Brandon Sanderson is an award-winning author renowned for the intricate and immersive worlds he creates, and for his highly detailed systems of magic. Recently, he has brought those talents to YA with the publication of his first teen novel, The Rithmatist.
Brandon kindly answered our questions AND sent us two signed copies of his book to give away! Leave your name and contact info in the comments to enter the draw (we won’t publish your details). The answers below were transcribed from audio recorded for this interview.
Q: This is your first teen novel, although you are well known for your adult science fiction and the Alcatraz series for middle grade readers. What motivated you to write for a YA audience?
A: I do read quite a bit of YA fiction. In fact, during the era when I was trying to break into publishing—the late 90s and early 2000s—a lot of the really exciting things in sci-fi and fantasy were happening in YA and middle grade. Garth Nix, J.K. Rowling, Diana Wynne Jones and others created some wonderfully imaginative writing during this time.
I dipped my toes into middle grade with my Alcatraz series soon after I got published. I hadn’t written a YA before, but I wanted to—for the same reason I write epic fantasy: there are awesome things I can do in in epic fantasy that I can’t do in other genres. And there are awesome things I can do in teen fiction that I don’t feel I can get away with in the same way in adult fiction.
Science fiction and fantasy have a very fascinating connection with YA fiction. If you look at some of the series I loved as a youth—the Wheel of Time, Shannara, and the Eddings books, for example—these have enormous teen crossover. In fact, when you get to something like the Eddings books, you’ve got to wonder if they would’ve been shelved in the teen section in a later era.
Back up even further to the juveniles that were written by Heinlein and others, and we see that teen fiction has been an integral part of science fiction and fantasy. Some of the early fantasy writings—things like Lewis Carroll’s Through the Looking Glass and C.S. Lewis’s works—were foundational in how the fantasy genre came to be.
So YA feels like a very natural thing for me to be writing because I enjoy it and I respect what it has done for the genres.
Q: I imagine this is a bit like asking a parent to pick a favourite child, but your projects have varied from standalone fantasy (Elantris, Warbreaker), to epic series set in intricate worlds (Mistborn), to novellas (Legion), to writing for children and teens (Alcatraz, The Rithmatist), to finishing Robert Jordan’s iconic Wheel of Time series – which of these projects did you find most difficult, and which was most rewarding?

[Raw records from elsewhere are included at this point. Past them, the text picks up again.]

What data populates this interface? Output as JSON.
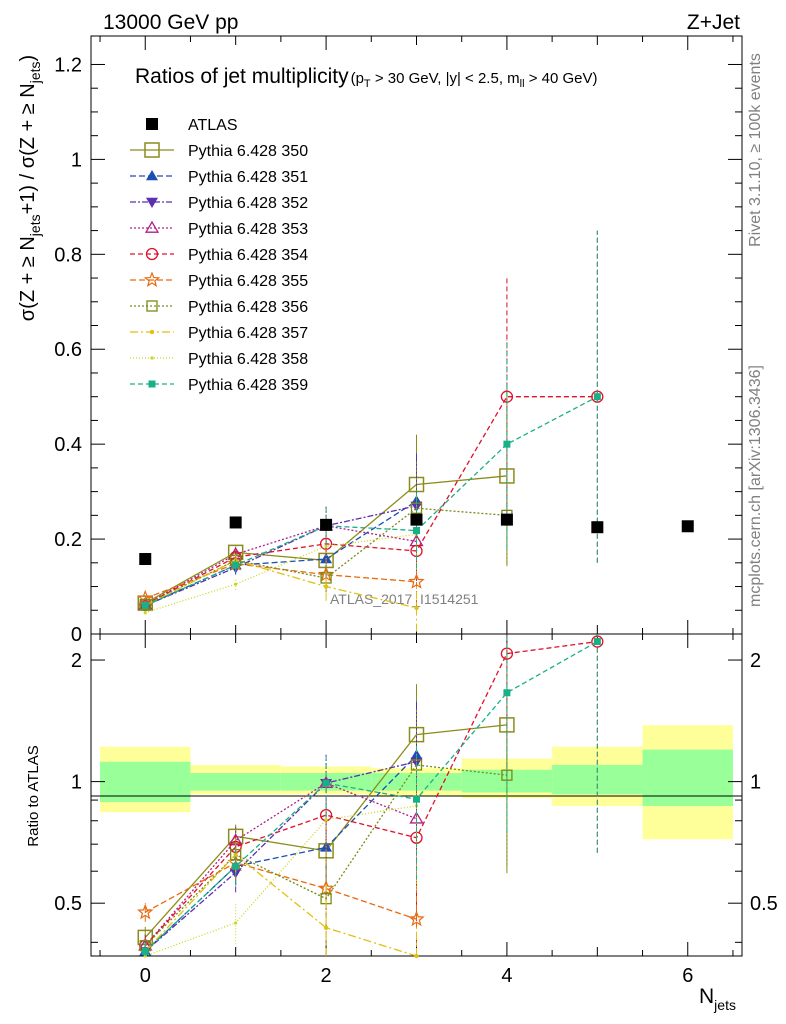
{
  "header": {
    "left": "13000 GeV pp",
    "right": "Z+Jet"
  },
  "side_labels": {
    "rivet": "Rivet 3.1.10, ≥ 100k events",
    "mcplots": "mcplots.cern.ch [arXiv:1306.3436]"
  },
  "chart_data": {
    "type": "scatter",
    "title": "Ratios of jet multiplicity",
    "title_cuts": "(p_T > 30 GeV, |y| < 2.5, m_ll > 40 GeV)",
    "analysis_tag": "ATLAS_2017_I1514251",
    "xlabel": "N_jets",
    "ylabel": "σ(Z + ≥ N_jets +1) / σ(Z + ≥ N_jets)",
    "ratio_ylabel": "Ratio to ATLAS",
    "xlim": [
      -0.6,
      6.6
    ],
    "ylim": [
      0,
      1.26
    ],
    "ratio_ylim": [
      0.37,
      2.32
    ],
    "ratio_log": true,
    "x_ticks": [
      "0",
      "2",
      "4",
      "6"
    ],
    "y_ticks": [
      "0",
      "0.2",
      "0.4",
      "0.6",
      "0.8",
      "1",
      "1.2"
    ],
    "ratio_ticks": [
      "0.5",
      "1",
      "2"
    ],
    "data": {
      "name": "ATLAS",
      "x": [
        0,
        1,
        2,
        3,
        4,
        5,
        6
      ],
      "y": [
        0.158,
        0.235,
        0.23,
        0.241,
        0.241,
        0.225,
        0.227
      ],
      "band_inner": [
        [
          0.89,
          1.12
        ],
        [
          0.95,
          1.05
        ],
        [
          0.95,
          1.05
        ],
        [
          0.95,
          1.05
        ],
        [
          0.94,
          1.07
        ],
        [
          0.93,
          1.1
        ],
        [
          0.87,
          1.2
        ]
      ],
      "band_outer": [
        [
          0.84,
          1.22
        ],
        [
          0.93,
          1.1
        ],
        [
          0.93,
          1.09
        ],
        [
          0.92,
          1.08
        ],
        [
          0.91,
          1.14
        ],
        [
          0.87,
          1.22
        ],
        [
          0.72,
          1.38
        ]
      ],
      "color": "#000000"
    },
    "series": [
      {
        "name": "Pythia 6.428 350",
        "color": "#8c8c1c",
        "marker": "square-open",
        "dash": "",
        "x": [
          0,
          1,
          2,
          3,
          4
        ],
        "y": [
          0.065,
          0.172,
          0.155,
          0.315,
          0.333
        ],
        "err": [
          0.004,
          0.012,
          0.035,
          0.105,
          0.19
        ]
      },
      {
        "name": "Pythia 6.428 351",
        "color": "#1a4fb3",
        "marker": "triangle-up",
        "dash": "6,3",
        "x": [
          0,
          1,
          2,
          3
        ],
        "y": [
          0.06,
          0.145,
          0.158,
          0.28
        ],
        "err": [
          0.004,
          0.015,
          0.04,
          0.1
        ]
      },
      {
        "name": "Pythia 6.428 352",
        "color": "#5a2fb0",
        "marker": "triangle-down",
        "dash": "6,2,2,2",
        "x": [
          0,
          1,
          2,
          3
        ],
        "y": [
          0.06,
          0.14,
          0.228,
          0.27
        ],
        "err": [
          0.004,
          0.015,
          0.04,
          0.11
        ]
      },
      {
        "name": "Pythia 6.428 353",
        "color": "#b0208a",
        "marker": "triangle-open",
        "dash": "2,2",
        "x": [
          0,
          1,
          2,
          3
        ],
        "y": [
          0.062,
          0.168,
          0.228,
          0.195
        ],
        "err": [
          0.004,
          0.015,
          0.04,
          0.08
        ]
      },
      {
        "name": "Pythia 6.428 354",
        "color": "#e0102a",
        "marker": "circle-open",
        "dash": "5,3",
        "x": [
          0,
          1,
          2,
          3,
          4,
          5
        ],
        "y": [
          0.062,
          0.162,
          0.19,
          0.175,
          0.5,
          0.5
        ],
        "err": [
          0.004,
          0.015,
          0.04,
          0.08,
          0.25,
          0.35
        ]
      },
      {
        "name": "Pythia 6.428 355",
        "color": "#e86a10",
        "marker": "star-open",
        "dash": "6,3",
        "x": [
          0,
          1,
          2,
          3
        ],
        "y": [
          0.075,
          0.148,
          0.125,
          0.11
        ],
        "err": [
          0.004,
          0.015,
          0.035,
          0.07
        ]
      },
      {
        "name": "Pythia 6.428 356",
        "color": "#7a8a14",
        "marker": "square-open-small",
        "dash": "2,2",
        "x": [
          0,
          1,
          2,
          3,
          4
        ],
        "y": [
          0.062,
          0.155,
          0.118,
          0.265,
          0.25
        ],
        "err": [
          0.004,
          0.015,
          0.03,
          0.1,
          0.1
        ]
      },
      {
        "name": "Pythia 6.428 357",
        "color": "#e0c010",
        "marker": "dot",
        "dash": "8,3,2,3",
        "x": [
          0,
          1,
          2,
          3
        ],
        "y": [
          0.06,
          0.155,
          0.1,
          0.055
        ],
        "err": [
          0.004,
          0.015,
          0.03,
          0.05
        ]
      },
      {
        "name": "Pythia 6.428 358",
        "color": "#c8d81c",
        "marker": "dot-small",
        "dash": "1,2",
        "x": [
          0,
          1,
          2,
          3
        ],
        "y": [
          0.045,
          0.105,
          0.185,
          0.21
        ],
        "err": [
          0.004,
          0.012,
          0.04,
          0.08
        ]
      },
      {
        "name": "Pythia 6.428 359",
        "color": "#19b088",
        "marker": "square-filled",
        "dash": "5,3",
        "x": [
          0,
          1,
          2,
          3,
          4,
          5
        ],
        "y": [
          0.06,
          0.145,
          0.228,
          0.218,
          0.4,
          0.5
        ],
        "err": [
          0.004,
          0.015,
          0.04,
          0.08,
          0.22,
          0.35
        ]
      }
    ]
  }
}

A: When I’m done with one project, I want to do something very different to refresh myself. This is the reason I write such varied things. It keeps me excited as a writer because each project has its own measure of things that interest me and obstacles that challenge me.
The most difficult project was finishing the Wheel of Time. Stepping into someone else’s shoes—particularly someone I respected so much—and taking over a long-running series was a real challenge. Writing those books was the hardest thing I’ve done so far in my career.
The most rewarding project was the release of The Way of Kings. It was my pet project. I’d worked on it in one form or another basically since I was a teen. Finally being able to release that in its finished form was a very fulfilling experience as an artist.
Q: In The Rithmatist, the female protagonist, Melody, has been chosen as a Rithmatist, which is a great honour but also something that she really struggles with. I think that many youth feel this kind of pressure - to be special, or to excel at something that they didn’t necessarily choose - and then feel as though they aren’t measuring up. Was it a conscious decision to have Melody deal with that issue, or a natural extension of her character?
A: This part of Melody’s character was intentional. Being a square peg in a round hole and parental and societal expectations are things I think about a lot. Your teen years are when these things come crashing down around you. Often books have a character who is the chosen one, who is naturally gifted and talented, but what happens if you get chosen and whoever chose you was wrong, and you just aren’t any good at it? That was an interesting conflict that felt very real to life. When I figured out this aspect of Melody, she really came to life as a character.